DENNISONSo we can create opportunities in the coastal region for these jellies to live. And because they have this asexual reproduction, where these polyps can split and divide, they can, quote, live forever. This immortality is…
REHMI see.
DENNISON…that it's the same genetic individual, but it's been…
REHMJust going on and on and on.
DENNISON…split and split and split. Yeah.
REHMOkay.
GERSHWINTurritopsis is different. Turritopsis is actually immortal in itself, so when the medusa dies, instead of just dying and disintegrating and turning to mush, the cells actually reaggregate and form polyps all over again.
REHMWow.
GERSHWINSo it's truly, biologically immortal.

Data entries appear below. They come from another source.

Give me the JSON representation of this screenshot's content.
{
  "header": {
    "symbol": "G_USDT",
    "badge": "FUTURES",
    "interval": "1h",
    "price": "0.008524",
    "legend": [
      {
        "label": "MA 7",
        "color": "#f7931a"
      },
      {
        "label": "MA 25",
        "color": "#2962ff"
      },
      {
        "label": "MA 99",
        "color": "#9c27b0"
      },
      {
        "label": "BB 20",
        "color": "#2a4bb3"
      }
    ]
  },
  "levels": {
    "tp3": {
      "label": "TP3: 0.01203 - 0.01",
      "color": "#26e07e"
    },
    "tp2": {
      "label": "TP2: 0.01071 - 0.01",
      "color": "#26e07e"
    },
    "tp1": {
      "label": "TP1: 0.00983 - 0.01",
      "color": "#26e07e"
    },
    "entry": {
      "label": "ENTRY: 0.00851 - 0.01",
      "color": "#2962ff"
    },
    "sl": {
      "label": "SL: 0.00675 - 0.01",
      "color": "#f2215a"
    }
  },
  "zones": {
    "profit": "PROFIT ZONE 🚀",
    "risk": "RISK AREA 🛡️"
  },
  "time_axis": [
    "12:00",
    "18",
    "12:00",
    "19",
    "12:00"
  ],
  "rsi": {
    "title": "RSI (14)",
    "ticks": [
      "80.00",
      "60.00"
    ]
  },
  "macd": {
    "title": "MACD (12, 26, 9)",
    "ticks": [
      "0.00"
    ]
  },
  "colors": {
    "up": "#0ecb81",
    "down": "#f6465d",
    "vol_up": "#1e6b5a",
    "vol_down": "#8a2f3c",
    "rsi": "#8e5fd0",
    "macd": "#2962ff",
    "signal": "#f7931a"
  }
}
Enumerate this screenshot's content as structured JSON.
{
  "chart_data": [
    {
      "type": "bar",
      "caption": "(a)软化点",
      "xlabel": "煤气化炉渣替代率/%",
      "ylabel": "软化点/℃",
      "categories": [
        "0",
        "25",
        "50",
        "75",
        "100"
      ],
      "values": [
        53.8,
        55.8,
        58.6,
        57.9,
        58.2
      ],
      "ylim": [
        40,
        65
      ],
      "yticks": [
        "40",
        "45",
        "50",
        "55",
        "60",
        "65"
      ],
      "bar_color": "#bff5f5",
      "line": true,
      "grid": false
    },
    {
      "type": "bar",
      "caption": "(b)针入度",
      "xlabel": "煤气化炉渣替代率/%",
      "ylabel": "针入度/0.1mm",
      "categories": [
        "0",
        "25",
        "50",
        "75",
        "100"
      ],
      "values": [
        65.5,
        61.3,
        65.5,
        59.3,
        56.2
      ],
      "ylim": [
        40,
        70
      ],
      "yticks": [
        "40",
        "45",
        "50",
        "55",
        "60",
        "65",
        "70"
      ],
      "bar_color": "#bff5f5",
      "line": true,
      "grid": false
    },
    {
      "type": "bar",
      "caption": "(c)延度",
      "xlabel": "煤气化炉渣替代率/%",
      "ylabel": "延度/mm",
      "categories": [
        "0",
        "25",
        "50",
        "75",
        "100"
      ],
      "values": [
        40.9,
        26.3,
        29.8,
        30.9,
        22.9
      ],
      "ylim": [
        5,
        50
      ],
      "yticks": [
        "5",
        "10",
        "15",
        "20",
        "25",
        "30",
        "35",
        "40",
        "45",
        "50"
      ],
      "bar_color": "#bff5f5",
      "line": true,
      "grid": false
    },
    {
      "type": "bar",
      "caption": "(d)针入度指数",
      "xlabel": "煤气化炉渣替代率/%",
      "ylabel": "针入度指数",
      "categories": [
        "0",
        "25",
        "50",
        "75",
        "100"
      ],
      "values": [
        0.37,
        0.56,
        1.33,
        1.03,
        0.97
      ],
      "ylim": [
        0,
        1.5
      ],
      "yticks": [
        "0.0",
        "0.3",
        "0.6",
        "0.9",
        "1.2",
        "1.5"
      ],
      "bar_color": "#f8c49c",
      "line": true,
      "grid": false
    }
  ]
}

REHMYeah, and what is the best way to treat a sting? When I was a little girl, they used to take wet sand and put it right on that spot. Is that still the best way to go about it, Jack?
COVERWell, I can tell you right now a lot of the home remedies for jellyfish stings are more placebo.
REHMTrying to make you feel better in your head.
COVERYeah, you hear about the -- and particularly here in Maryland -- the use of meat tenderizer, even urine as a cure for jellyfish stings. And we, you know, had some research at the University of Maryland and a dermatologist there basically found out a lot of these cures really aren't doing anything. When the tentacle comes and all these thousands of nematocysts fire that little harpoon in you, that venom is in your system.
REHMThat little stinker venom.
COVERYeah, and so what we really find the best thing to do is to get out of the water. And some jellyfish do have tentacles that are clinging to your leg that you may have the nematocysts that aren't fired off. We don't usually find that with the Atlantic Sea nettle, but basically you just get out and take Benadryl or something like that.
REHMI see.
COVERBut there's sprays where you can use that have lidocaine analgesic that will help get rid of the itch.
REHMAll right. Well, let's hope most of us stay out when the sea nettles are around. Jack Cover of the National Aquarium, Bill Dennison of the University of Maryland and Lisa-ann Gershwin, author of, "Stung! On Jellyfish Blooms and The Future Of the Ocean." Thank you all for being with us.
COVERThank you, Diane.
DENNISONThank you.
GERSHWINThank you, Diane.
REHMAnd thanks for listening all. I'm Diane Rehm.